Os próprios jornalistas, que foram sempre quem mais utilizou este instrumento ao longo dos anos, também passariam a ter um acesso mais rápido, mais fácil e menos burocratizado. O que se tem verificado, no entanto, é o contrário. Como consta de um artigo publicado na quinta-feira no Observador, a entidade para a  Transparência tem criado obstáculos à consulta tornando-a mais difícil. O mesmo — é percetível por um texto publicado também na semana passada no Expresso — está a acontecer com outros jornalistas.

Resumindo a pequena travessia, a 12 de julho requeri a consulta de algumas declarações e a Entidade da Transparência exigiu-me uma informação mais detalhada, que não podia dar sob pena de estar a violar o sigilo profissional que a profissão de jornalista obriga. Isto depois de já ter explicado que queria consultar a declaração porque era jornalista (cedendo o nome e número da minha carteira profissional) e para um trabalho jornalístico. Seguiram-se trocas de emails e um braço de ferro que culminou, no dia 7 de agosto, com um email dirigido a mim (“Ex.mo Senhor Requerente”) a informar que “a Entidade da Transparência entende ser de indeferir o requerimento”. O mesmo email acrescentava que o “projeto de decisão e respetivos fundamentos podem ser consultados no Anexo”. Surpresa: não havia Anexo nenhum para consultar. Surpresa 2: dias depois uma fonte da entidade explicou-me que o requerimento não tinha sido indeferido, uma vez que aquele era apenas um “projeto de decisão”. Algures neste imbróglio semântico-jurídico, a própria entidade emitiu um comunicado a dizer que nenhum pedido foi “indeferido”, pelo que suponho que ainda haja esperança de ter acesso, um dia, às declarações.

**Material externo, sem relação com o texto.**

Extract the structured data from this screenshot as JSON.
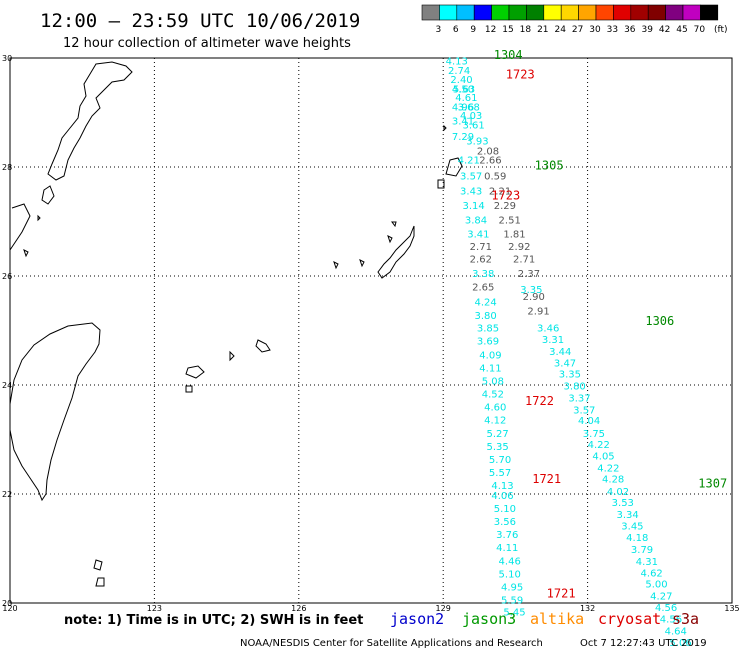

Entretanto, passou mais de um mês e continuo sem aceder às declarações de rendimentos. A Entidade, que foi criada para fomentar a Transparência, tornou-se numa espécie de Entidade para a Opacidade. Agora é mais difícil, mais burocrático e, acima de tudo, mais subjetivo o processo que permite ter acesso às declarações dos políticos. A Lei do Controle Público da Riqueza dos Titulares dos Cargos Políticos, que agora tem o mais respeitoso nome de Regime do Exercício de Funções por Titulares de Cargos Políticos e Altos Cargos Públicos, continua a servir para o escrutínio dos políticos, mas só quando no tempo e no modo que a nova Entidade entender. Do meu lado, tenho saudades do cheiro a humidade do anexo, das dedadas das folhas escritas à mão pelos primeiros-ministros e dos requerimentos que me entregava o senhor Cardoso Manso. Mesmo com uma correção de tiro desta falsa partida da Entidade, dificilmente uma consulta será tão transparente como era há 16 anos.